Citra ceasing development is an even bigger concern, as it hurts 3DS game preservation and accessibility in the here and now. The 3DS was active for more than a decade, and over 1,500 games were released in North America alone. Tropic Haze had a stated goal that Citra would continue updates until the full 3DS library had perfect compatibility with the emulator, but now that dream will not be realized. The settlement could also frighten other emulator development teams against continuing their efforts, further damaging the preservation of Nintendo’s legacy consoles and their gaming libraries.

The anti-preservation stances taken by Nintendo have become emblematic of the entirety of entertainment media. Shows and movies that were exclusive to streaming platforms are being pulled without ever seeing a physical media release, giving consumers no means to access these products legally. Nintendo is taking legal action to make games inaccessible, perhaps with consideration of someday releasing full-priced remakes or its own emulation services, like Switch Online does for older consoles. Switch Online contains only a fraction of the games for each console it supports and leaves entire chapters of Nintendo’s history absent.

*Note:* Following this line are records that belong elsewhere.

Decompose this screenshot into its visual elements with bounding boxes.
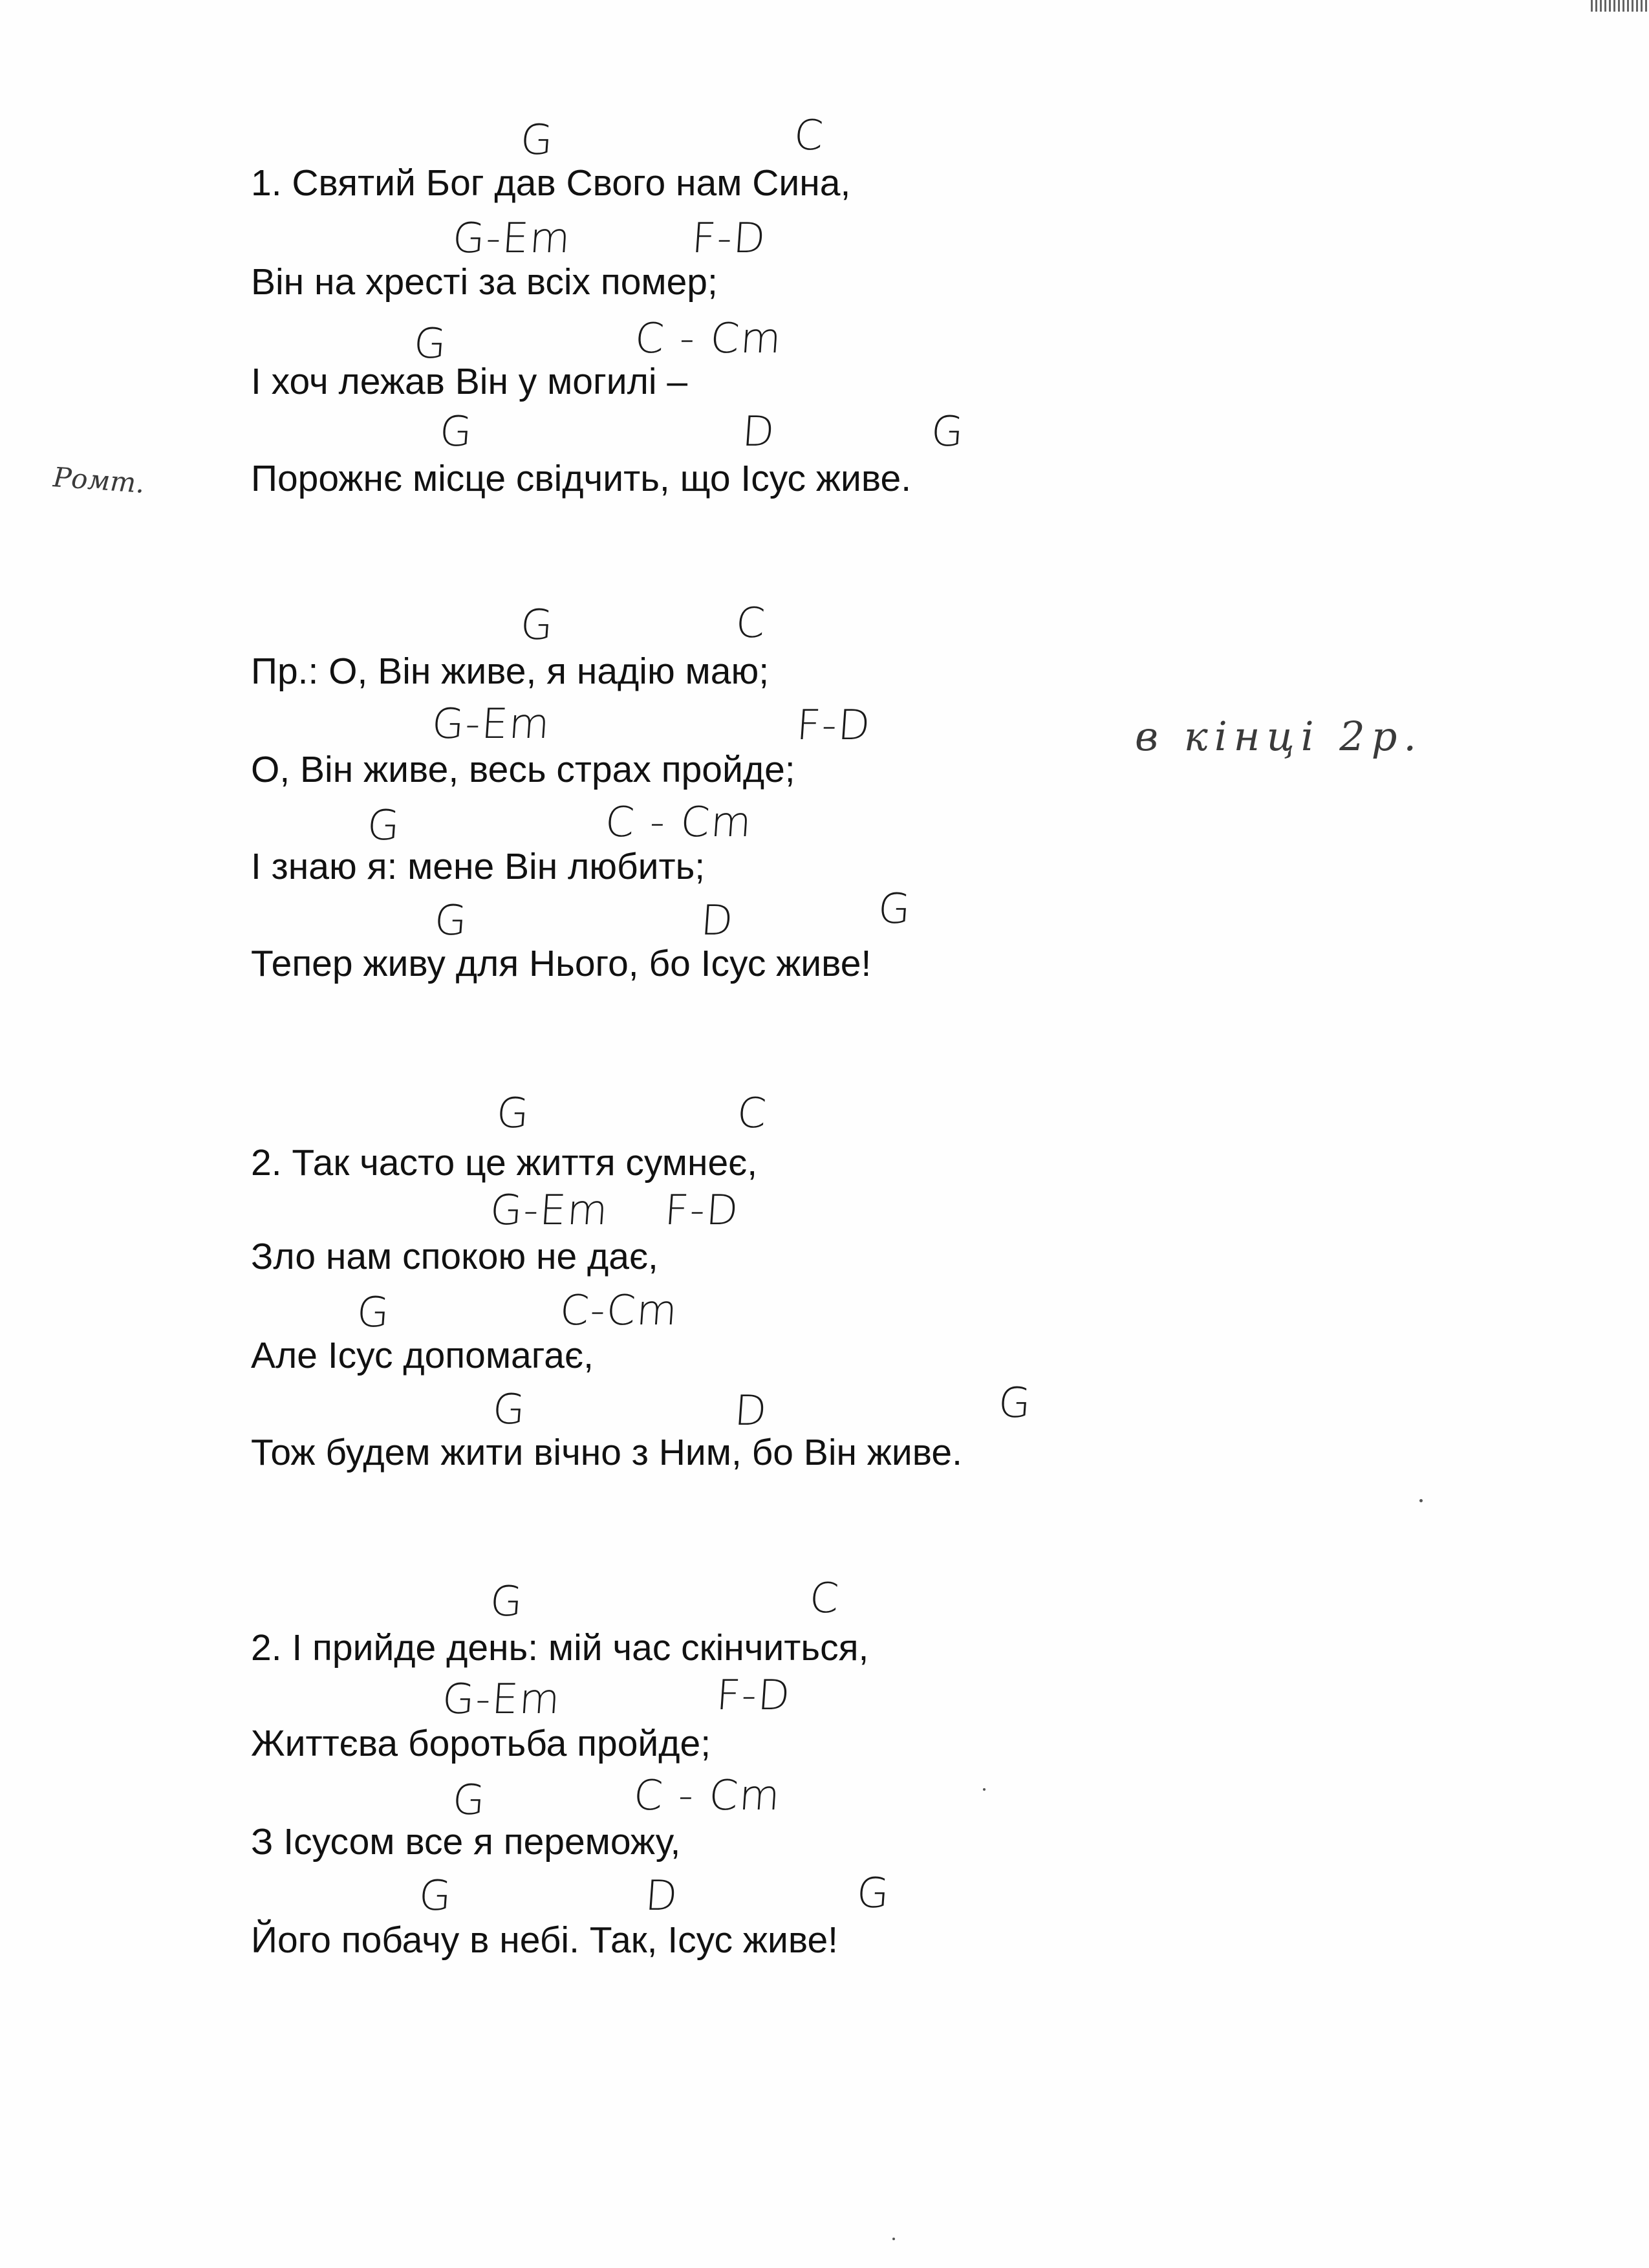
- chord: G: [519, 601, 556, 649]
- margin-note-left: Ромт.: [52, 461, 146, 499]
- scan-edge-artifact: [1591, 0, 1649, 12]
- chord: C - Cm: [603, 799, 755, 847]
- chord: C - Cm: [632, 1772, 783, 1820]
- chord: G-Em: [440, 1676, 563, 1723]
- chord: G-Em: [488, 1187, 611, 1235]
- chord: C - Cm: [633, 315, 784, 363]
- chord: G: [929, 408, 967, 456]
- chord: G-Em: [451, 215, 574, 263]
- chord: G: [355, 1289, 393, 1337]
- chord: C: [734, 599, 768, 647]
- lyric-line: І знаю я: мене Він любить;: [251, 846, 706, 887]
- chord: G: [519, 116, 556, 164]
- lyric-line: Тож будем жити вічно з Ним, бо Він живе.: [251, 1432, 962, 1473]
- chord: G: [495, 1090, 532, 1138]
- chord: G: [417, 1872, 455, 1920]
- margin-note-right: в кінці 2р.: [1135, 713, 1423, 760]
- chord: G: [997, 1379, 1034, 1427]
- lyric-line: Він на хресті за всіх помер;: [251, 261, 718, 303]
- chord: G-Em: [430, 700, 553, 748]
- chord: C: [735, 1090, 770, 1138]
- lyric-line: О, Він живе, весь страх пройде;: [251, 749, 795, 790]
- lyric-line: Тепер живу для Нього, бо Ісус живе!: [251, 943, 872, 984]
- chord: G: [433, 897, 470, 945]
- chord: D: [740, 408, 777, 456]
- scan-speck: [983, 1788, 986, 1791]
- chord: G: [855, 1870, 892, 1917]
- lyric-line: З Ісусом все я переможу,: [251, 1821, 681, 1863]
- lyric-line: 2. І прийде день: мій час скінчиться,: [251, 1627, 869, 1669]
- chord: D: [733, 1387, 770, 1435]
- chord: C: [792, 112, 826, 160]
- lyric-line: 1. Святий Бог дав Свого нам Сина,: [251, 162, 851, 204]
- chord: G: [491, 1386, 528, 1434]
- chord: C: [808, 1575, 842, 1623]
- chord: F-D: [663, 1187, 741, 1235]
- chord: F-D: [690, 215, 768, 263]
- chord: G: [876, 885, 914, 933]
- lyric-line: Його побачу в небі. Так, Ісус живе!: [251, 1919, 839, 1961]
- lyric-line: І хоч лежав Він у могилі –: [251, 361, 688, 402]
- scan-speck: [892, 2238, 895, 2240]
- scan-speck: [1419, 1499, 1423, 1502]
- lyric-line: Зло нам спокою не дає,: [251, 1236, 658, 1277]
- chord: F-D: [715, 1672, 793, 1720]
- lyric-line: Але Ісус допомагає,: [251, 1335, 594, 1376]
- lyric-line: Життєва боротьба пройде;: [251, 1723, 711, 1764]
- chord: G: [365, 802, 403, 850]
- lyric-line: Пр.: О, Він живе, я надію маю;: [251, 651, 770, 692]
- chord: G: [451, 1777, 488, 1824]
- lyric-line: 2. Так часто це життя сумнеє,: [251, 1142, 758, 1183]
- chord: C-Cm: [558, 1287, 680, 1335]
- chord: G: [488, 1578, 526, 1626]
- lyric-line: Порожнє місце свідчить, що Ісус живе.: [251, 458, 912, 499]
- chord: D: [643, 1872, 680, 1920]
- chord: G: [412, 320, 449, 368]
- chord: F-D: [795, 702, 873, 750]
- chord: D: [699, 897, 736, 945]
- chord: G: [438, 408, 475, 456]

Regardless of the rationale for Nintendo’s litigation, the impact on gaming fans is a negative one. CitraVR, a port of Citra for Quest VR devices, allowed fans to experience 3DS titles like never before, giving new life to many prior-gen classics. Now that the primary Citra is ceasing updates, CitraVR will also lose out on much of its potential. Emulation typically offers benefits like Save States (the ability to save anywhere, even in games that did not originally include that feature) and translation patches for games that were never officially localized.

Yuzu allowed Switch game fans to play their Switch games in 4K, a feat the aging Switch hardware cannot match. In many respects, these benefits make gaming via emulation more enjoyable than the original hardware. Whatever a person may feel regarding the ethics of emulation, in the current legal landscape, questions of legality or right and wrong are irrelevant. If one party has far more disposable income for legal fees than the other, they will have their way. Nintendo has notoriously deep pockets. If it turns its ire towards any small development team or fan project, it wins by default.

Playing current-gen games via emulation is harder for a developer like Tropic Haze to justify, perhaps, as Nintendo’s suit referenced anecdotes of players using Yuzu to play Zelda: Tears of the Kingdom before its official release date. Killing off Citra, conversely, is harder for Nintendo to justify. Without an e-store to buy 3DS games, fans are forced to buy secondhand copies or resort to emulation. A niche title like Yo-Kai Watch 3 that sold for $39.99 USD on the e-store before its closure now costs upwards of $300 for a copy of the cartridge alone without a box.

When Nintendo frames the argument with a focus on a title that is still actively for sale, being leaked before its release and played via emulation on Yuzu, like Tears of the Kingdom, the lawsuit’s failure may have seemed less assured for Tropic Haze. Nintendo’s stronger arguments certainly center on Yuzu, and the fact that one team made it, as well as the strongest 3DS emulator, could be seen as a happy coincidence for the company. It is unfortunate for fans, as Nintendo ended 3DS e-sales and then shut down Citra, a reasonable alternative to massively inflated secondary market prices.

Due to the fall of Citra, all of the best 3DS games ever, and niche cult classics alike, are now inaccessible to most fans. Those who support Nintendo as a corporate entity may rejoice at the settlement, but some fans of Nintendo games, including the entirety of the 3DS library, now suffer for it, as myopic corporate litigation once again harms the preservation of the video gaming hobby's past and access to a decade's worth of titles.